Clearly this is not the best reason for why leaders should stand up for their staff, Kidson clarifies, but still there are teachers out there who feel unsupported in student behaviour incidents.
“Anecdotally, I could tell you that there will be some teachers who feel, ‘wow, far out, I’ve just been hung out to dry’.”
Kidson works and engages with hundreds of school leaders and says the Reddit post very much reflects a growing concern on the ground.
The expert believes that what is fundamentally an anti-social parental attitude appears to be escalating across society.
“It’s some families saying, ‘the world needs to run in a way that makes my child feel good, feel special, and anything that contravenes or undermines or constricts that or constrains it, then the school needs to do something about’.”
No principal gets out of bed in the morning and wants to remove a student from their school or hand out sanctions for poor behaviour, Kidson reminds us.
“It’s antithetical to what we are trying to do as a community, which is to help young people…
“But if you actually have that aggressive, uncooperative behaviour (from students and parents), then principals are left with little alternatives – and that’s a really regressive outcome.”
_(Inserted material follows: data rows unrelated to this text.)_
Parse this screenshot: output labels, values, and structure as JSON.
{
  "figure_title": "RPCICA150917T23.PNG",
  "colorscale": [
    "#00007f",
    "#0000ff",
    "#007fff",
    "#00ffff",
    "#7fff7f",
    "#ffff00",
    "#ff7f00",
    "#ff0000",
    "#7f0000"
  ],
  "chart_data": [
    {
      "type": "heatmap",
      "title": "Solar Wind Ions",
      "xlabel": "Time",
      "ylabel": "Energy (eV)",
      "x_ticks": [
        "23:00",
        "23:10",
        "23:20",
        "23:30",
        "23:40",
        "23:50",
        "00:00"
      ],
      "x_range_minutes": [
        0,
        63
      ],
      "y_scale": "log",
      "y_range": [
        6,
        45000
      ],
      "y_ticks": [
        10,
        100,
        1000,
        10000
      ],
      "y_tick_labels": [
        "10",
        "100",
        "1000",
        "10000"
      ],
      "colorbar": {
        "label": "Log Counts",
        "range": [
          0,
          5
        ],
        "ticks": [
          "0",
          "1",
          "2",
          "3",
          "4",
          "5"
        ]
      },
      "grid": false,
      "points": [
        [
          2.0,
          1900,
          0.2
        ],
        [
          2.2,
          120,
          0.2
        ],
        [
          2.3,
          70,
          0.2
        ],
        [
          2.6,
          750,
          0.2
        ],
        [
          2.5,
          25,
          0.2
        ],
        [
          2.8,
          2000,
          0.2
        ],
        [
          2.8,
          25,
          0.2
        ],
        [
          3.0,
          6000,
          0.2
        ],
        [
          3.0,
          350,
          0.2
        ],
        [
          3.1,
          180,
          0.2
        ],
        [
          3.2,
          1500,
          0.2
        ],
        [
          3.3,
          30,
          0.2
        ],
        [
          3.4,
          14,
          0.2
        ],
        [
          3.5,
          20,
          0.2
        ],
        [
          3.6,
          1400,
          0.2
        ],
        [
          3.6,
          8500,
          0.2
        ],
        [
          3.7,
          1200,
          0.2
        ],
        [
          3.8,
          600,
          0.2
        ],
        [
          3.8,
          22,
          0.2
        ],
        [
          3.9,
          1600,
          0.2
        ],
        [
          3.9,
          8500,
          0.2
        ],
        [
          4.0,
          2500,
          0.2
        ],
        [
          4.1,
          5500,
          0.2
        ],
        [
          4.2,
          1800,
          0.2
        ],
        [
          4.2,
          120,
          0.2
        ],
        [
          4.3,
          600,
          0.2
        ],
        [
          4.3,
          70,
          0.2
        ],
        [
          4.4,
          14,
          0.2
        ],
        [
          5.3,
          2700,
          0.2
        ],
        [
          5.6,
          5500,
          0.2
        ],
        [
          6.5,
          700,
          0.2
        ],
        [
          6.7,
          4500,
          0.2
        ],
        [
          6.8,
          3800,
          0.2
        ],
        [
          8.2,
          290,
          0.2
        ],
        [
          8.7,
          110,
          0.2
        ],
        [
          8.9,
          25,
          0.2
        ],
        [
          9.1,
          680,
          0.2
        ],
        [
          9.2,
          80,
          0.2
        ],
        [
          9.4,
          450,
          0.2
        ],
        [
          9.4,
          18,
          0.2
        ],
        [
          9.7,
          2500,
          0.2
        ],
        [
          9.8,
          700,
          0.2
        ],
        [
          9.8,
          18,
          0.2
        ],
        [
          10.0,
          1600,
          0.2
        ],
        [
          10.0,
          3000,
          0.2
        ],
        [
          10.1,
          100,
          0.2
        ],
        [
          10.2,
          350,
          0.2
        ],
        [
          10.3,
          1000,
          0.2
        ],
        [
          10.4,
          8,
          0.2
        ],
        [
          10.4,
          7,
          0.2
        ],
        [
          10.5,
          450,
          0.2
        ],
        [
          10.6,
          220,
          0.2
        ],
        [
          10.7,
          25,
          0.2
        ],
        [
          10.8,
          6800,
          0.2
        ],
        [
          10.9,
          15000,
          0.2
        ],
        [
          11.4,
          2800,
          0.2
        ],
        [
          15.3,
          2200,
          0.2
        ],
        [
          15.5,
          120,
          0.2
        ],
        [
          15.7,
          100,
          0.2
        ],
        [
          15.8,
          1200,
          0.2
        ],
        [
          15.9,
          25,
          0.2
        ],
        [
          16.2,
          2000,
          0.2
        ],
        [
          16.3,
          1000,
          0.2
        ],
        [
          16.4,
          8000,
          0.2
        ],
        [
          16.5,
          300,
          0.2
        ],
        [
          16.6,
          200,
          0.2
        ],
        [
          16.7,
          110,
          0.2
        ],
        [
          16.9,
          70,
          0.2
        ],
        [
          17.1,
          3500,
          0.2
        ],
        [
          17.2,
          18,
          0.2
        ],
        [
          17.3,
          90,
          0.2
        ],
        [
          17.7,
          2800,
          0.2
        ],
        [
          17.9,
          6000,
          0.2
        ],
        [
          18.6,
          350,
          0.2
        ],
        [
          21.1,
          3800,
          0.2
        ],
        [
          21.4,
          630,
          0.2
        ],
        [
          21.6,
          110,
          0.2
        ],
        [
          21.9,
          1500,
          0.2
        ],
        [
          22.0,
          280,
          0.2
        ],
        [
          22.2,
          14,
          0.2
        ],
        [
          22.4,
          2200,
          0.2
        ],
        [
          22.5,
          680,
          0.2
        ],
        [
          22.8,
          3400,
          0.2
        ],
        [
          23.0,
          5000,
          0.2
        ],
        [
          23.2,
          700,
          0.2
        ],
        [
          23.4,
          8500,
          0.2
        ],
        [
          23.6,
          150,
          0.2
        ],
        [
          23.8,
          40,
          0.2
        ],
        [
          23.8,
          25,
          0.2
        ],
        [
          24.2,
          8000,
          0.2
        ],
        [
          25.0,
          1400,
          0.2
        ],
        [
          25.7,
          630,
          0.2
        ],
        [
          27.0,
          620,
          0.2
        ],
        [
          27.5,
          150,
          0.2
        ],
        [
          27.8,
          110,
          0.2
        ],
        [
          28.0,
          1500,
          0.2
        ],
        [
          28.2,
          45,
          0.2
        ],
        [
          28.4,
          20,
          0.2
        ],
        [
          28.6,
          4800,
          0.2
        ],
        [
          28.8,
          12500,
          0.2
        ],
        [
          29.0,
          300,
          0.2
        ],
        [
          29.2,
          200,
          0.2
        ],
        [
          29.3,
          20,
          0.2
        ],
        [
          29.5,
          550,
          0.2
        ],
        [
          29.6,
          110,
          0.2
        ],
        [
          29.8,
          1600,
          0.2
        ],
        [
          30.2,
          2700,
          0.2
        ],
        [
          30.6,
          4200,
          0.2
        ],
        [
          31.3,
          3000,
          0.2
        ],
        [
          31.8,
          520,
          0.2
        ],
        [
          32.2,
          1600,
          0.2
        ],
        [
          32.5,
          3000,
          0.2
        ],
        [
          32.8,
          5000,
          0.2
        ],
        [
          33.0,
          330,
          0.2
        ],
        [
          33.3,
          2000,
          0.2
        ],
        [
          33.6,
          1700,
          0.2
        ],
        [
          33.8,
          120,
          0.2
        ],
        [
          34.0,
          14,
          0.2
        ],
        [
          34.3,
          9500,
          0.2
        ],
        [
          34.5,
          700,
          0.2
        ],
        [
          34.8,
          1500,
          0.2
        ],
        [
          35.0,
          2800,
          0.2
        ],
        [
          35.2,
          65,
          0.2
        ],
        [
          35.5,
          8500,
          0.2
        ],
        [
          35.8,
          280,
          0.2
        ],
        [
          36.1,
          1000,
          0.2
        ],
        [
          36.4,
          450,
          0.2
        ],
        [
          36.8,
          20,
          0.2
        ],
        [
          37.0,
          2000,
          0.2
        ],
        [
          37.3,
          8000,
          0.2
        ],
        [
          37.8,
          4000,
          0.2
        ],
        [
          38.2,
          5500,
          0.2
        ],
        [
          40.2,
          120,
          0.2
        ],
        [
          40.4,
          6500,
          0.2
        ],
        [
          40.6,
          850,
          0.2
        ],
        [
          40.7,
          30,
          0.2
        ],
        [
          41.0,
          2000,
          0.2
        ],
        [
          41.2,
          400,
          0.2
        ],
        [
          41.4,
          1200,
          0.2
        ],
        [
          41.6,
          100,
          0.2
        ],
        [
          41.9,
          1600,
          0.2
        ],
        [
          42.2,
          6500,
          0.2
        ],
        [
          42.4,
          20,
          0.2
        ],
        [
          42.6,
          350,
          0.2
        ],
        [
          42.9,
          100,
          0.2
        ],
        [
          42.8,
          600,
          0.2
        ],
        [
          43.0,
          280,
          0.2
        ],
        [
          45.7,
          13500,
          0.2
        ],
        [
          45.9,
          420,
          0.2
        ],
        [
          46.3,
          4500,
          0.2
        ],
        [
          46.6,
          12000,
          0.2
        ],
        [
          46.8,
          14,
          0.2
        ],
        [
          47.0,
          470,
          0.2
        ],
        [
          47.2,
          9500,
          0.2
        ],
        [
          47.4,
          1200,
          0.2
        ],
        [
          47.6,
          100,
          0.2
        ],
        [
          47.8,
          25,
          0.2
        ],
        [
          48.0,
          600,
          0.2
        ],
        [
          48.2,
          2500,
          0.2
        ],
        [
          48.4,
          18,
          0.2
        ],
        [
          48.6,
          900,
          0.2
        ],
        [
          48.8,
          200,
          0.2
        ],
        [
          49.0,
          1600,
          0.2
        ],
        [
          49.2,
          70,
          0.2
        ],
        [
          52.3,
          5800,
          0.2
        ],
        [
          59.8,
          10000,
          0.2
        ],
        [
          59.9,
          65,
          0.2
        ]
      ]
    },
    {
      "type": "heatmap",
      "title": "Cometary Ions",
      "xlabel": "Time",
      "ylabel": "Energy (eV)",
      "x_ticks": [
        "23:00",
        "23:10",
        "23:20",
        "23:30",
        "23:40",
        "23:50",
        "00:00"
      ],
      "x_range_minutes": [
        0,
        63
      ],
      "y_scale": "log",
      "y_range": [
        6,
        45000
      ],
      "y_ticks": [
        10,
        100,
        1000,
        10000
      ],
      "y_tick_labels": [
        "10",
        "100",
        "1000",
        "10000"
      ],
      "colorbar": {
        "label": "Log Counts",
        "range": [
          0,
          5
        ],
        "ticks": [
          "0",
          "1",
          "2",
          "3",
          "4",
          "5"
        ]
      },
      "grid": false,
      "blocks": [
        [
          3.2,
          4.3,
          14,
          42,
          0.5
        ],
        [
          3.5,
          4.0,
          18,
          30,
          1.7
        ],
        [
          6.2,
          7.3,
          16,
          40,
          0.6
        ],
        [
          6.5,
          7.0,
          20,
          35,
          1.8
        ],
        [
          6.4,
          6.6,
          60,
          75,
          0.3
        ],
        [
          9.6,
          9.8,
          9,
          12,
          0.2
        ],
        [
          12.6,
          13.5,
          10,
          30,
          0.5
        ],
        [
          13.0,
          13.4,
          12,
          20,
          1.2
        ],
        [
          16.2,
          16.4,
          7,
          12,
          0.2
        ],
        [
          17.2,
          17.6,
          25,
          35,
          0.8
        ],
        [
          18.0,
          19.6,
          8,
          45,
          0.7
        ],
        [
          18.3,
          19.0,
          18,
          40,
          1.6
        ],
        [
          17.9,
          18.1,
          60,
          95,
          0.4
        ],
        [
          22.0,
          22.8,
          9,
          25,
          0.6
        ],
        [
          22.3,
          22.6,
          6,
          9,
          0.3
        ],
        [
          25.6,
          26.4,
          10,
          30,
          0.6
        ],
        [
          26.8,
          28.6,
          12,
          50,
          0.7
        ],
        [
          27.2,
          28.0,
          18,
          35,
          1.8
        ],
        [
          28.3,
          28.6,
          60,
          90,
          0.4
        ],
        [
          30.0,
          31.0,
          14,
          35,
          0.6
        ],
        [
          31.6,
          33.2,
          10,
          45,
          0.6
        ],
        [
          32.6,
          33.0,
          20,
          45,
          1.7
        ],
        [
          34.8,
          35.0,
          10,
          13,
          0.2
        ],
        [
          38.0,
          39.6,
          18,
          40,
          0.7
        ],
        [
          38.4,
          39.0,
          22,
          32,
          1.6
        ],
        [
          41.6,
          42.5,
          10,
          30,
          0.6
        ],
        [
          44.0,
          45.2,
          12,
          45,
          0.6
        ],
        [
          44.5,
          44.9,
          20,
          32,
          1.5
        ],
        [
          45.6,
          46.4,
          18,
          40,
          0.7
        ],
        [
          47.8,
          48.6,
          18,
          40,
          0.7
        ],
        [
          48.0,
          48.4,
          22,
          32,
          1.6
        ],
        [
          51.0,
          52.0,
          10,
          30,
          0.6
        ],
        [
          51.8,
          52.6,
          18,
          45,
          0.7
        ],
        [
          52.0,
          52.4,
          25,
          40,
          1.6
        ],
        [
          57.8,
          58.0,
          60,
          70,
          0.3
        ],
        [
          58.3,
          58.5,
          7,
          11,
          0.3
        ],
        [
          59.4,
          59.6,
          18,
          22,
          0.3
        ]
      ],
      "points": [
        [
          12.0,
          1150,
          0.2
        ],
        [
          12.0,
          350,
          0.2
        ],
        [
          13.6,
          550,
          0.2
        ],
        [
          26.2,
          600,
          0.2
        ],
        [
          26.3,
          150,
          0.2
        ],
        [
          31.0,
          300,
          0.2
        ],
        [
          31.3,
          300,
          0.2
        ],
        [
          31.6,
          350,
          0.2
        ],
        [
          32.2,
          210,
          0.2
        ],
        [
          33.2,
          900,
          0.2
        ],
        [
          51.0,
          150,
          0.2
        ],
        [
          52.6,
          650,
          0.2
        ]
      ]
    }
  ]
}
Let’s remember, Kidson says, that while we’ve had much ‘right and proper’ work around the rights of the child, “in good and healthy functioning societies, you don’t just have rights, you also have responsibilities”.
“And sometimes that’s lost for some families, (their view is) that things need to go in a way that is going to be amenable to their vision of the world, and then other people have to drop in around that.”